January 30, 2015
BRUNSWICK, ME – Today, U.S. Senator Angus King (I-Maine) praised a recently announced set of proposals from the Consumer Financial Protection Bureau (CFPB) that would ease mortgage rules for community banks and credit unions. The proposals would make it easier for small banks and credit unions to offer home loans in rural areas. This provision is similar to one included in the RELIEVE Act, a bill that King introduced last Congress with a bipartisan group of his Senate colleagues.
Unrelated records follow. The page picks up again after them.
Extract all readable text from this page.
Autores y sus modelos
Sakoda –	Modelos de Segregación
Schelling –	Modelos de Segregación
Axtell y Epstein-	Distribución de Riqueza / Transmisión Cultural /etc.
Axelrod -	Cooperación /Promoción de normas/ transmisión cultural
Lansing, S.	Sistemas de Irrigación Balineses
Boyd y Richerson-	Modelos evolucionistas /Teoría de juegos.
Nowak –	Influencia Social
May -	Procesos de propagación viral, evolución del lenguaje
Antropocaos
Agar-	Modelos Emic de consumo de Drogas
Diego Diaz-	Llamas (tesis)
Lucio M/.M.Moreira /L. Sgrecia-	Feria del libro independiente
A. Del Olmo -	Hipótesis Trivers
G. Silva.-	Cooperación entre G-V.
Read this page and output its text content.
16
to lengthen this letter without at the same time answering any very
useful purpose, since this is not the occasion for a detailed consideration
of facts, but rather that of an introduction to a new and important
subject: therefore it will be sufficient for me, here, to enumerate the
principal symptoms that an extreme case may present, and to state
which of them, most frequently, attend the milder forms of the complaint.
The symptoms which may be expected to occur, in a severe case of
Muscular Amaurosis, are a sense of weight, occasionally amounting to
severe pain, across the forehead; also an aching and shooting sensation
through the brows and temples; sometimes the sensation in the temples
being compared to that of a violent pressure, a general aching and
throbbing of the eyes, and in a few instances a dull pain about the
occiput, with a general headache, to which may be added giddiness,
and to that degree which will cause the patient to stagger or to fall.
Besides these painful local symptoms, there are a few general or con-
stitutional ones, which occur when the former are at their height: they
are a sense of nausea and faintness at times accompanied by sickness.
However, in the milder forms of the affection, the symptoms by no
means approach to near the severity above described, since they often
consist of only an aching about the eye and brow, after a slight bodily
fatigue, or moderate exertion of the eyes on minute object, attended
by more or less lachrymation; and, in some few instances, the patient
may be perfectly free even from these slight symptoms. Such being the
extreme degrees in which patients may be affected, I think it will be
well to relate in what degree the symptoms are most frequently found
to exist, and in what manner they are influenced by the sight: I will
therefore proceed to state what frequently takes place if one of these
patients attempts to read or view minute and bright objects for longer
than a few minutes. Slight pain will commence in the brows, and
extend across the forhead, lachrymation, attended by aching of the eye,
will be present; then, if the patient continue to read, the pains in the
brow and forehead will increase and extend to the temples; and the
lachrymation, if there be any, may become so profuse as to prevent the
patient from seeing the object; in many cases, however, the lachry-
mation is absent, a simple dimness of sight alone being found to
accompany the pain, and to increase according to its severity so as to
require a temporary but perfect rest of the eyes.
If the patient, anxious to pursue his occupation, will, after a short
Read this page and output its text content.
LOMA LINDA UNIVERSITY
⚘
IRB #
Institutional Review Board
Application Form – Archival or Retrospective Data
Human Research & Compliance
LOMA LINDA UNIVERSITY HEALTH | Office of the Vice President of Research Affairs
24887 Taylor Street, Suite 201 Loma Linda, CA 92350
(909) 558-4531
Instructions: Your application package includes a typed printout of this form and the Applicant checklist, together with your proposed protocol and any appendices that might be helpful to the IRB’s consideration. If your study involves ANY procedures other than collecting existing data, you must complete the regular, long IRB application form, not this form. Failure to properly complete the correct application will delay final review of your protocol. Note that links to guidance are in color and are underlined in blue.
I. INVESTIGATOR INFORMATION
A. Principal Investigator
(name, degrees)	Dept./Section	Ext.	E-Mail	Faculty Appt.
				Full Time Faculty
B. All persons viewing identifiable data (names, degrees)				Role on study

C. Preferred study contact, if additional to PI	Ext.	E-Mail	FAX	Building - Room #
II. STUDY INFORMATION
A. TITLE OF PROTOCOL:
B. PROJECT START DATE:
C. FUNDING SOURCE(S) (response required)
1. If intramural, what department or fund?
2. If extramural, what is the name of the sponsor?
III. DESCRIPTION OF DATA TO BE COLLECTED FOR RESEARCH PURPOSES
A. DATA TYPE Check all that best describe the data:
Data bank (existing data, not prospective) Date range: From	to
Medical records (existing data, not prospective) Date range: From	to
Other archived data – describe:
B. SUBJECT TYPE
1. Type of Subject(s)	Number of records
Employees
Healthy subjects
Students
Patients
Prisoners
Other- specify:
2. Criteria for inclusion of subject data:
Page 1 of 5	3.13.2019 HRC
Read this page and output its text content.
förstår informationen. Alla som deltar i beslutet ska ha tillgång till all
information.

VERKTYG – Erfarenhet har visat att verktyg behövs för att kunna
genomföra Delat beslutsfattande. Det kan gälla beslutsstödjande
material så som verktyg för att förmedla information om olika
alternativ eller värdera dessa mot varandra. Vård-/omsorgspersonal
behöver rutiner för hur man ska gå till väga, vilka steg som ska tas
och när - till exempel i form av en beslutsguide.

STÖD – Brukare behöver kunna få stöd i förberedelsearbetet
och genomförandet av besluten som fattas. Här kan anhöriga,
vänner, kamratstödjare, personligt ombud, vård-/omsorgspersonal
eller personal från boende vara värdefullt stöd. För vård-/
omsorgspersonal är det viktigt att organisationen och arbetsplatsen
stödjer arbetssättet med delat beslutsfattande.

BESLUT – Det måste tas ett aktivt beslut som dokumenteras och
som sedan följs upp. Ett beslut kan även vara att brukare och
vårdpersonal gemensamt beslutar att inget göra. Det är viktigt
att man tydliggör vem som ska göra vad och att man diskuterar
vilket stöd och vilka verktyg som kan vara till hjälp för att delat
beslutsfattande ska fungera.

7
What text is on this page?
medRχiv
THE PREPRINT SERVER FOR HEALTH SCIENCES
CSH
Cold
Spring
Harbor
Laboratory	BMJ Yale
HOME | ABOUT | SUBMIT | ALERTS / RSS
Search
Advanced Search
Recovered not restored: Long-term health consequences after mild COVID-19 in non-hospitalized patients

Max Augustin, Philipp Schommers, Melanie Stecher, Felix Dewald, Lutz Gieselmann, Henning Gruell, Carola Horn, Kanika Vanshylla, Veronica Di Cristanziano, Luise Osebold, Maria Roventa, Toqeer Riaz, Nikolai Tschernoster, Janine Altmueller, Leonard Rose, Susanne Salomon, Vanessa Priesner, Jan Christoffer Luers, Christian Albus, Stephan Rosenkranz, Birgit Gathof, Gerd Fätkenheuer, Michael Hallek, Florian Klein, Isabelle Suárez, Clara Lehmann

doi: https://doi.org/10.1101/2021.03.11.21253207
“While they did not cause the financial crisis of 2008, our small banks and credit unions have been unfairly constrained by regulations designed to reign in the big banks that did,” said Senator King. “The CFBP’s proposal will go a long way towards relieving Maine’s community institutions from regulatory constraints – and will allow them to continue to support growth in our local communities.”
Like the RELIEVE Act, a bipartisan bill King introduced in the Senate with Deb Fischer (R-Neb.), Mark Warner (D-Va.), and Jon Tester (D-Mont.), the CFPB’s proposed changes deal with Qualified Mortgages (QM) – which are loans that the borrower will likely be able to repay, and that protect the lender from future lawsuits should the borrower default. Under the current QM rule, which has been in place for a year, small lenders deemed “rural” can exceed certain limits, such as those on a borrower’s debt limit, and still maintain QM status. This exception provides small banks and credit unions flexibility to support local borrowers who may not fit inside a regulatory box. However, the agency’s current definition of “rural” is problematic – the Independent Community Bankers of America (ICBA) estimates that only half of all rural banks actually qualify for the rural exemption, leading to restricted lending in these communities.
The CFPB proposed change to the “rural” definition is similar to a provision in the RELIEVE Act, which would expand the definition of “rural” and increase the number of loans that these lenders are allowed to originate each year in order to qualify for the Qualified Mortgage exemption. The CFPB will be taking comments on its proposal until March 30, 2015.
Improving the definition of “rural” as it relates to qualified mortgages has been part of King’s larger effort to provide regulatory relief to America’s small financial institutions. Two other provisions from the RELIEVE Act introduced separately by King and Warner were passed unanimously in the Senate and signed into law by the President in December 2014. Those two provisions create insurance coverage parity between certain bank and credit union accounts and make it easier for bank holding companies and savings and loan holding companies to issue debt and use the proceeds to support the capital levels at the subsidiary bank, thereby allowing the bank to lend more to the communities they serve.